Apple's AI garbage reportedly posting straight-up misinformation now

BBC News is complaining to Apple after the tech company's latest "AI summary" appeared to summarize the facts right out of a headline.

Apple's AI garbage reportedly posting straight-up misinformation now

Another day, another report of tech companies’ weird obsession with artificial intelligence making the world a cruddier, harder to understand place. This is per the BBC, which reports that colleagues at BBC News were not especially happy with Apple’s new Apple Intelligence feature, which recently went live in the U.K.. Among other generally useless toys, Apple Intelligence offers a feature that summarizes notifications, often in ways that are slightly less than helpful, and which can sometimes save upwards of seconds of brain-taxing reading. This can be irritating, or even amusing, when it comes to things like paraphrased texts; when applied to news stories—as it was with a recent BBC News story about United Healthcare assassination suspect Luigi Mangione—it can cross the line into outright disinformation.

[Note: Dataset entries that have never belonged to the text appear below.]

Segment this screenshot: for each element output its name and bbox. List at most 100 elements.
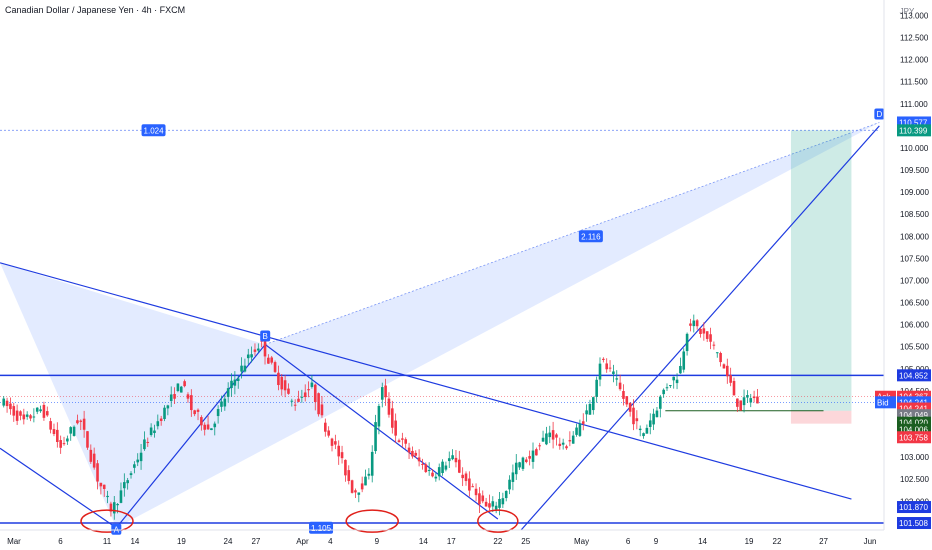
candle-body bbox=[444, 465, 448, 470]
candle-body bbox=[535, 449, 538, 456]
candle-body bbox=[236, 378, 240, 382]
candle-body bbox=[216, 409, 220, 417]
candle-body bbox=[66, 438, 69, 442]
x-tick-label: Mar bbox=[7, 537, 21, 546]
candle-body bbox=[273, 362, 277, 372]
candle-body bbox=[404, 439, 408, 444]
candle-body bbox=[434, 476, 438, 479]
candle-body bbox=[280, 376, 284, 390]
candle-body bbox=[545, 433, 548, 445]
candle-body bbox=[136, 459, 140, 463]
candle-body bbox=[555, 434, 558, 438]
candle-body bbox=[615, 378, 619, 380]
candle-body bbox=[220, 401, 223, 407]
candle-body bbox=[96, 463, 99, 482]
candle-body bbox=[669, 385, 672, 387]
candle-body bbox=[531, 450, 535, 462]
y-tick-label: 106.500 bbox=[900, 299, 929, 308]
candle-body bbox=[297, 398, 300, 402]
candle-body bbox=[709, 334, 712, 342]
long-position-target-zone bbox=[790, 130, 852, 411]
pattern-point-d: D bbox=[876, 110, 882, 119]
candle-body bbox=[206, 424, 210, 430]
candle-body bbox=[397, 440, 401, 443]
x-tick-label: 14 bbox=[419, 537, 428, 546]
y-tick-label: 112.000 bbox=[900, 56, 929, 65]
candle-body bbox=[384, 385, 387, 398]
candle-body bbox=[340, 452, 344, 459]
candle-body bbox=[32, 416, 36, 418]
candle-body bbox=[598, 363, 602, 380]
price-label-box bbox=[897, 517, 931, 530]
candle-body bbox=[324, 422, 327, 432]
candle-body bbox=[585, 410, 588, 415]
candle-body bbox=[508, 479, 511, 490]
x-tick-label: 14 bbox=[698, 537, 707, 546]
circled-low bbox=[345, 509, 399, 533]
x-tick-label: 14 bbox=[130, 537, 139, 546]
candle-body bbox=[106, 495, 109, 498]
candle-body bbox=[581, 421, 585, 424]
candle-body bbox=[565, 446, 568, 449]
x-tick-label: Jun bbox=[864, 537, 877, 546]
pattern-fill-xab bbox=[0, 262, 266, 528]
candle-body bbox=[648, 420, 652, 427]
price-label-box bbox=[897, 431, 931, 444]
price-tag-bid: Bid bbox=[877, 398, 889, 407]
price-tag-box bbox=[875, 396, 896, 409]
candle-body bbox=[447, 458, 451, 462]
candle-body bbox=[240, 365, 243, 372]
candle-body bbox=[662, 389, 665, 395]
candle-body bbox=[42, 404, 46, 418]
candle-body bbox=[173, 393, 176, 399]
candle-body bbox=[116, 503, 119, 506]
ratio-label-box bbox=[578, 230, 603, 243]
price-label: 101.870 bbox=[899, 503, 928, 512]
candle-body bbox=[417, 457, 421, 462]
candle-body bbox=[468, 478, 471, 491]
candle-body bbox=[478, 493, 481, 505]
x-tick-label: 4 bbox=[328, 537, 333, 546]
candle-body bbox=[5, 400, 9, 407]
candle-body bbox=[739, 400, 742, 411]
candle-body bbox=[263, 340, 267, 357]
candle-body bbox=[712, 344, 716, 346]
x-tick-label: 17 bbox=[447, 537, 456, 546]
ratio-label: 2.116 bbox=[581, 232, 601, 241]
candle-body bbox=[437, 467, 441, 477]
candle-body bbox=[112, 502, 116, 514]
trendline bbox=[0, 262, 852, 500]
candle-body bbox=[109, 503, 113, 512]
candle-body bbox=[387, 398, 391, 415]
candle-body bbox=[82, 418, 86, 430]
candle-body bbox=[715, 352, 719, 354]
candle-body bbox=[293, 404, 297, 406]
y-tick-label: 106.000 bbox=[900, 321, 929, 330]
candle-body bbox=[350, 480, 354, 493]
candle-body bbox=[334, 441, 337, 445]
y-tick-label: 111.000 bbox=[900, 100, 928, 109]
candle-body bbox=[357, 492, 361, 495]
candle-body bbox=[223, 398, 227, 407]
candle-body bbox=[29, 415, 32, 419]
x-tick-label: 6 bbox=[58, 537, 63, 546]
pattern-point-b: B bbox=[263, 332, 268, 341]
trendline bbox=[0, 447, 117, 529]
pattern-point-box bbox=[874, 108, 885, 120]
candle-body bbox=[156, 421, 160, 427]
y-tick-label: 112.500 bbox=[900, 34, 929, 43]
candle-body bbox=[458, 459, 461, 473]
candle-body bbox=[551, 430, 555, 440]
candle-body bbox=[233, 379, 237, 386]
candle-body bbox=[246, 354, 250, 359]
long-position-stop-zone bbox=[790, 410, 852, 424]
candle-body bbox=[377, 405, 381, 427]
candle-body bbox=[290, 400, 294, 402]
candle-body bbox=[2, 398, 6, 406]
chart-title: Canadian Dollar / Japanese Yen · 4h · FX… bbox=[5, 5, 186, 15]
y-tick-label: 109.500 bbox=[900, 166, 929, 175]
candle-body bbox=[190, 395, 193, 411]
candle-body bbox=[277, 372, 280, 386]
candle-body bbox=[344, 459, 347, 476]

Although it didn’t clarify which news story, exactly, was being shortened, the BBC article in question showed a screenshot of Apple Intelligence apparently summarizing a headline as “Luigi Mangione shoots himself,” a blatant falsehood appearing to run under the BBC News label. (The same BBC article also cites reports of Apple Intelligence pulling a similar muddling of a headline about Israel’s Benjamin Netanyahu.) As it turns out, journalists—who are not already wild about what AI propagation has done to the general information quality of the internet over the last few years—really don’t like it when a computer takes an article, turns it into an outright lie, and pushes it out to people with their name attached, and so the BBC News has issued a complaint to Apple, asking it to please knock this shit off, or at least make this shit less clearly wrong if it’s not going to knock it off. (It is obviously not going to knock it off, because tech companies have been plowing huge amounts of time and money into this stuff in the cheerful confidence that someone will find an actual use for it at some point for a while now.)